Differences in coping between men and women

Men and women may deal with the loss differently. Some of these differences are presented below.

SHE

HE

She has a higher need to talk about the loss, and tends to go over the event repeatedly trying to understand ‘why’ and ‘how’.

He feels uncomfortable having to talk about it frequently on an emotional level and prefers to avoid the topic.

She tends to withdraw, prefers to read up on grief and may choose to write as means of expressing her loss.

He immerses himself in work, hobbies or other activities to avoid the pain.

She expects him to grieve in a manner and pattern similar to herself and feels that he does not care when his grieving pattern is not similar to hers.

He needs personal space to grieve over the loss in his own manner and hates it when she imposes her feelings on him.

She tends to feel more sorrow.

He feels more anger, fear and loss of control.

She seeks to talk to others about the loss to gain support.

He prefers to avoid public sharing for fear of showing his pain to others.

She has a decreased pleasure for sexual intimacy and finds it unappealing to think about sex at this time.

He wants to have sexual intimacy to feel assured and comforted in this time of loss.

She may need 9 to 24 months to get recover from the loss.

He may need 3 to 6 months (or less) to recover from the grief.

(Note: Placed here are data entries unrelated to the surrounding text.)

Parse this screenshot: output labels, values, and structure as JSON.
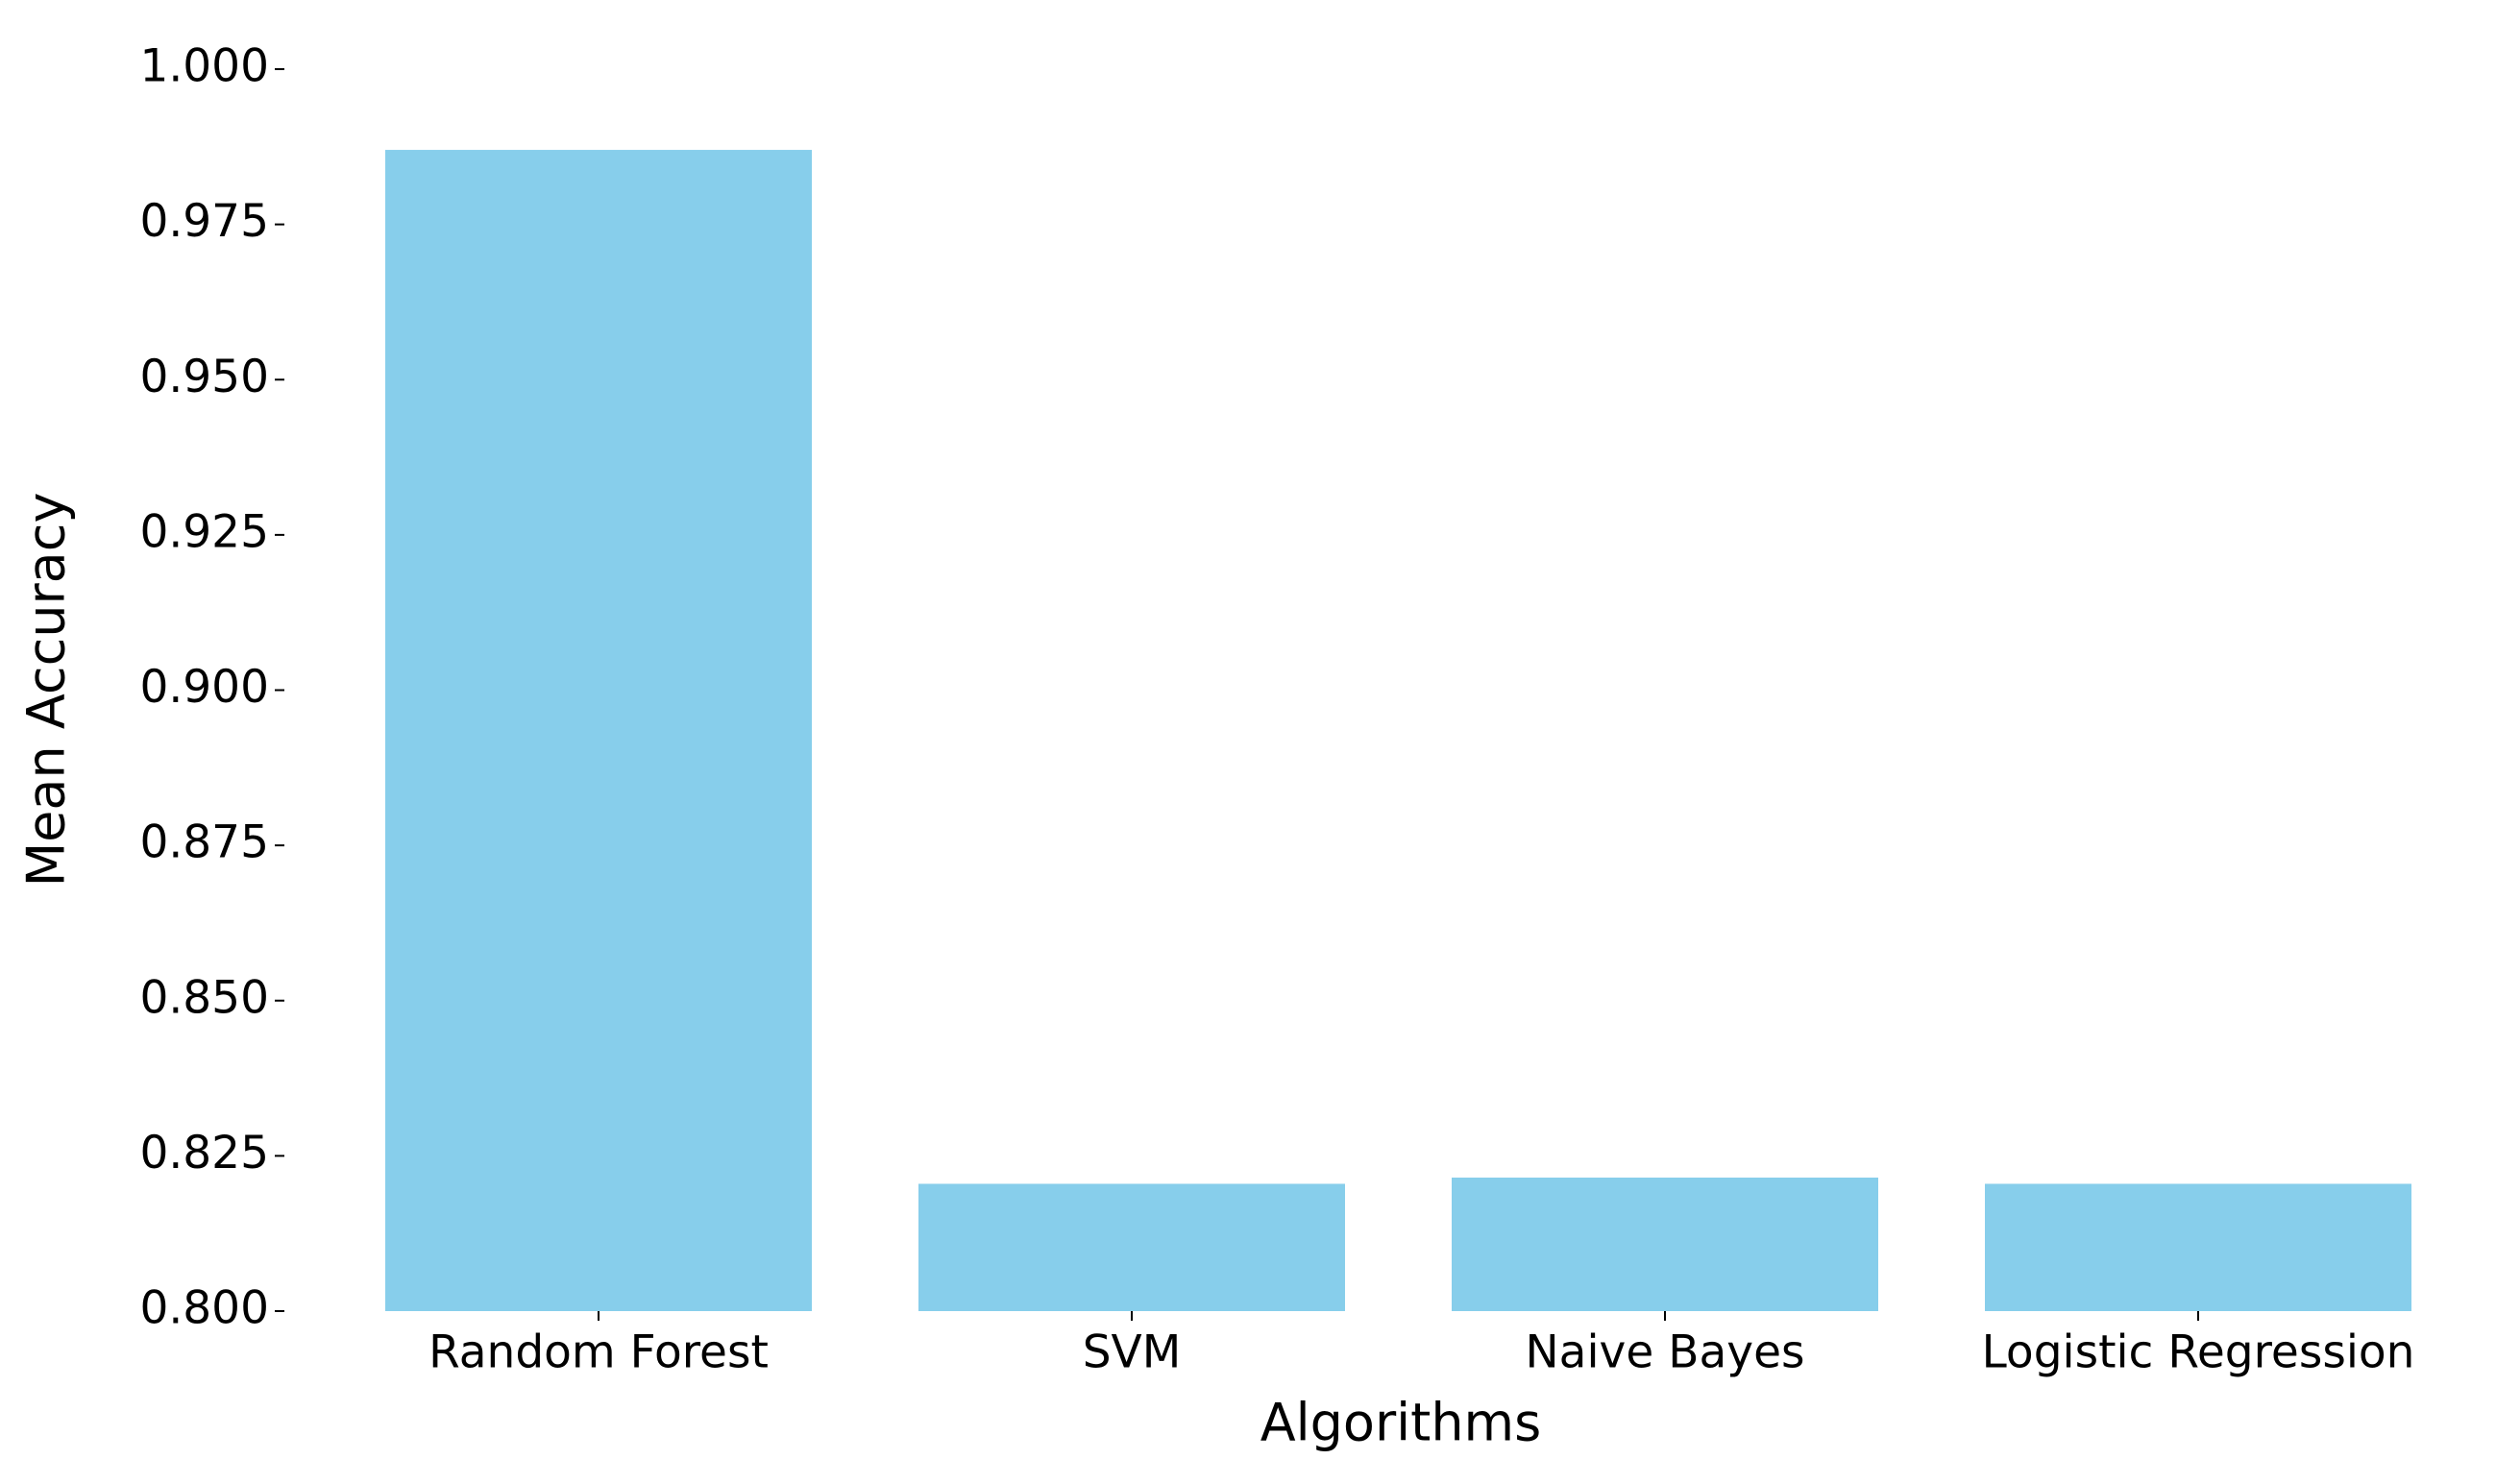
{
  "chart_data": {
    "type": "bar",
    "x_label": "Algorithms",
    "y_label": "Mean Accuracy",
    "categories": [
      "Random Forest",
      "SVM",
      "Naive Bayes",
      "Logistic Regression"
    ],
    "values": [
      0.987,
      0.8205,
      0.8215,
      0.8205
    ],
    "color": "#87ceeb",
    "ylim": [
      0.8,
      1.0
    ],
    "yticks": [
      {
        "value": 0.8,
        "label": "0.800"
      },
      {
        "value": 0.825,
        "label": "0.825"
      },
      {
        "value": 0.85,
        "label": "0.850"
      },
      {
        "value": 0.875,
        "label": "0.875"
      },
      {
        "value": 0.9,
        "label": "0.900"
      },
      {
        "value": 0.925,
        "label": "0.925"
      },
      {
        "value": 0.95,
        "label": "0.950"
      },
      {
        "value": 0.975,
        "label": "0.975"
      },
      {
        "value": 1.0,
        "label": "1.000"
      }
    ],
    "grid": false
  }
}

Helpful suggestions for the couple

  • Engage in open communication about the loss with your partner. Share your individual perspective and meaning of the loss. This promotes connectedness as you both construct theories of healing together.
  • Do not be afraid to cry or to display strong emotions of loss to each other as this helps to validate each other’s feelings.
  • Accept that your partner may not cope in the same way that you do. Respect your partner’s preferred coping method. For example, women generally appreciate a listening ear from their partner while men may appreciate time to engage in activities to avoid thinking about the loss.
  • Help each other out with tasks, e.g. household chores, if the other party needs space to grief.
  • Sometimes, non-verbal actions, e.g. a touch or a hug can communicate more comfort than words.
  • Find something positive together in this experience or in each other, e.g. “Sure we dealt with things differently but at least we could talk to each other about it. It really brought us closer together.” Avoid blaming each other for the loss.
  • Find something to work on together as a team. This can help the couple to focus on something other than themselves and to emphasize their identity as a couple.